Albin Michel Imaginaire vient d’annoncer l’acquisition des droits du dernier roman de Neal Stephenson, Termination Shock. Le roman a reçu un très bon accueil critique dans la presse anglosaxonne, qu’elle soit spécialisée (Tor, Locus mag, etc.) ou généraliste (Washington Post, New York Times, etc.) On peut ainsi comprendre l’intérêt que lui a porté l’éditeur de l’excellent [anatèm] du même auteur. Cet avis n’est pas partagé sur l’épaule d’Orion. Pour la petite histoire, c’est un roman dont j’ai lu le manuscrit pour une maison d’édition alors que ses responsables éditoriaux défrichaient l’actualité science-fictive dans l’espoir d’y trouver un bon texte à publier. J’avais alors vivement déconseillé ce roman.

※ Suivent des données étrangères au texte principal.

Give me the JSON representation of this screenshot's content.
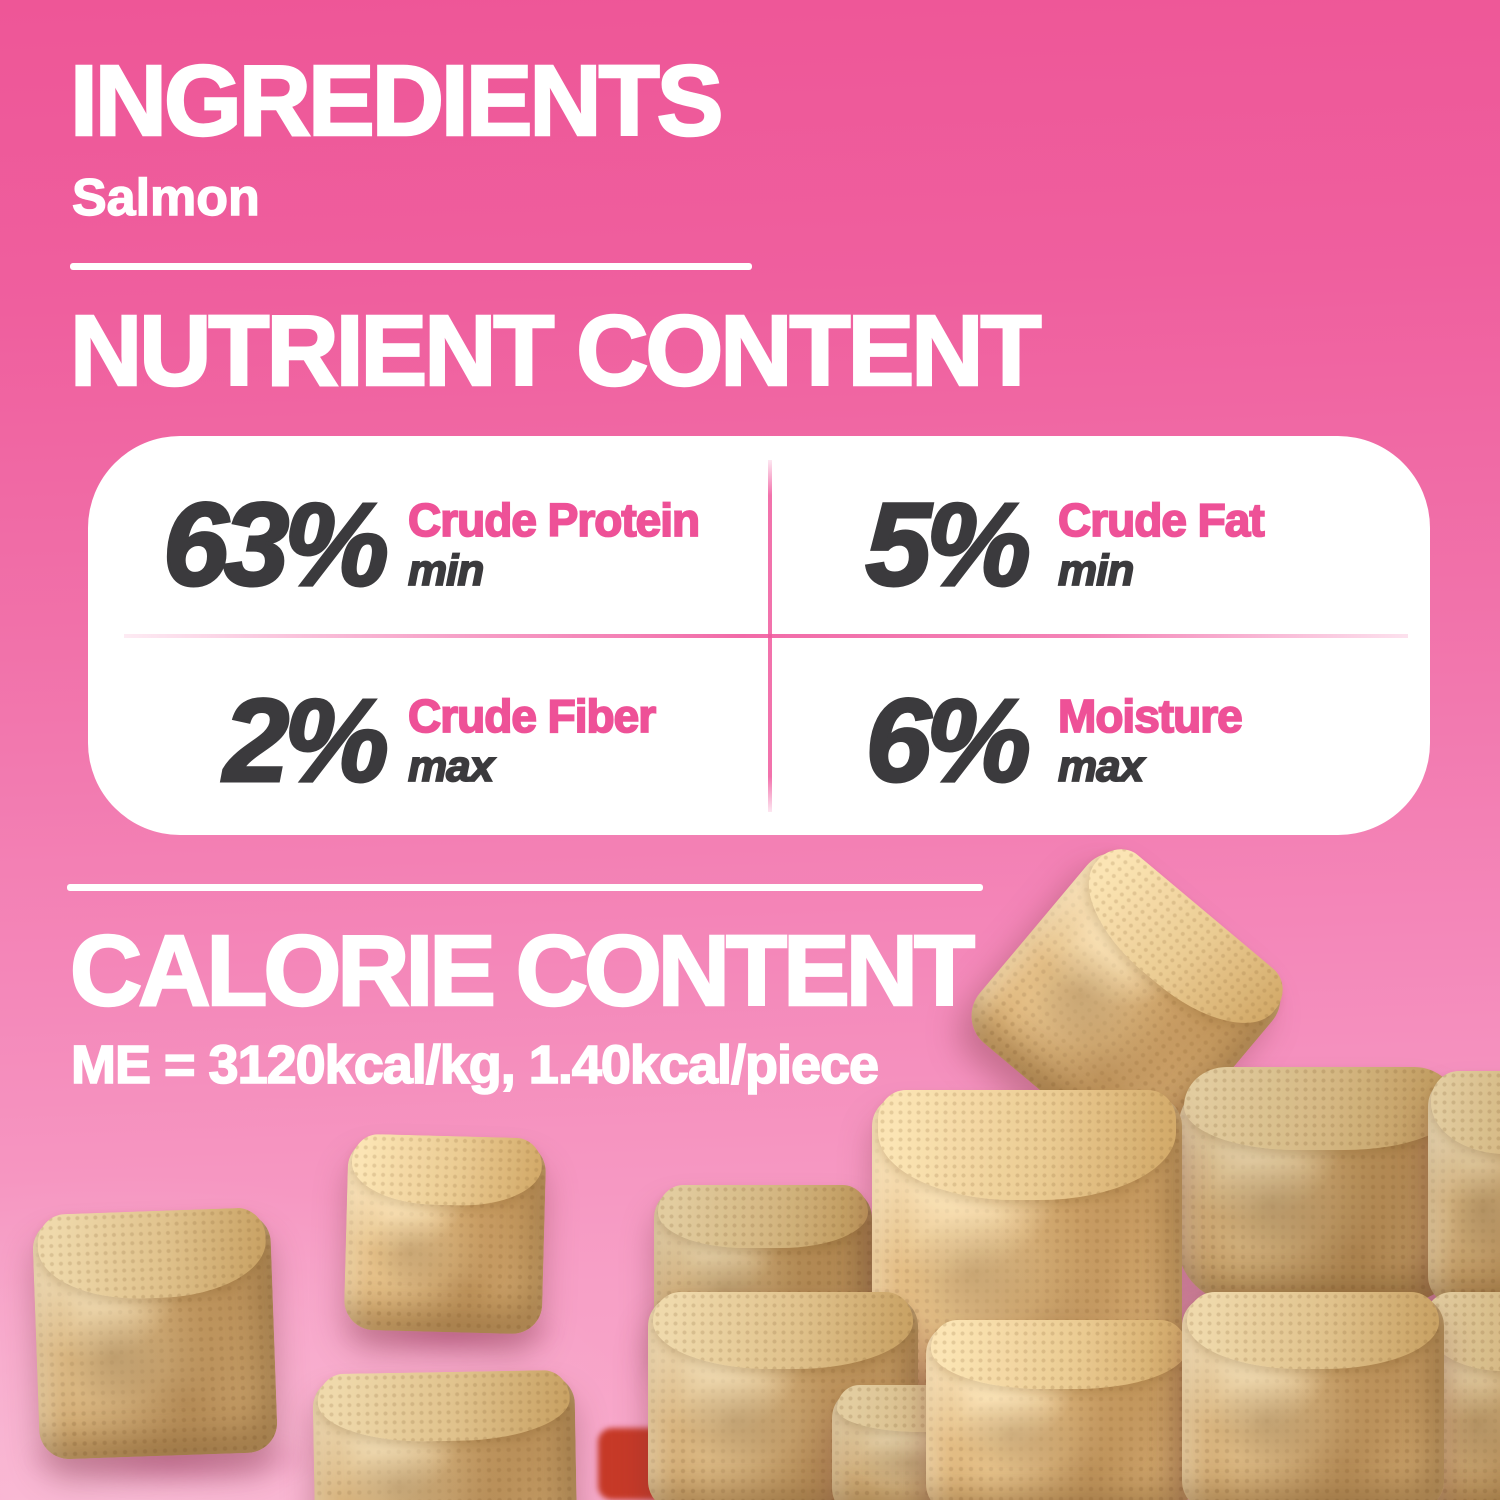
{
  "ingredients": {
    "title": "INGREDIENTS",
    "value": "Salmon"
  },
  "nutrients": {
    "title": "NUTRIENT CONTENT",
    "items": [
      {
        "value": "63%",
        "label": "Crude Protein",
        "qualifier": "min"
      },
      {
        "value": "5%",
        "label": "Crude Fat",
        "qualifier": "min"
      },
      {
        "value": "2%",
        "label": "Crude Fiber",
        "qualifier": "max"
      },
      {
        "value": "6%",
        "label": "Moisture",
        "qualifier": "max"
      }
    ]
  },
  "calories": {
    "title": "CALORIE CONTENT",
    "value": "ME = 3120kcal/kg, 1.40kcal/piece"
  },
  "colors": {
    "background_top": "#ee5697",
    "background_bottom": "#f8abcb",
    "accent_pink": "#ee5197",
    "number_dark": "#3b3a3d",
    "card_white": "#ffffff",
    "divider_white": "#ffffff",
    "treat_tan": "#d3ac74"
  }
}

Termination Shock est ce qu’on appelle une fiction climatique, ce genre qui imagine les désastres à venir, leurs conséquences et éventuellement leurs solutions. Le roman apparaît très directement comme une réponse au magistral (et à mon avis pour longtemps indépassable) The Ministry for the Future de Kim Stanley Robinson. Dans ce dernier, KSR s’intéresse aux conséquences immédiates du réchauffement climatique, et détaille les solutions techniques, politiques, sociales et économiques qui selon lui seront à mettre en place dans les cinquante prochaines années pour éviter la catastrophe. Comme vous le savez sans doute, KSR se positionne à gauche sur l’échiquier politique et il propose naturellement une action collective, internationale et concertée, faisant intervenir les gouvernements ainsi que l’ONU à l’origine de la création d’un « ministère pour le futur ». Neal Stephenson en prend le contrepied et adopte un point de vue ancré dans les idées de la droite libertarienne américaine. Il dit longuement dans son roman tout le mal qu’il pense des gouvernements, des institutions internationales comme l’ONU, de l’Europe et de toute forme de régulation. Selon lui, la solution se trouvera dans l’action individuelle de quelques milliardaires qui décideront d’agir sans demander l’avis de personne et en outrepassant les lois locales et internationales qui ne sont que des obstacles au progrès et aux bonnes volontés. On appréciera, ou pas, selon ses propres sensibilités politiques.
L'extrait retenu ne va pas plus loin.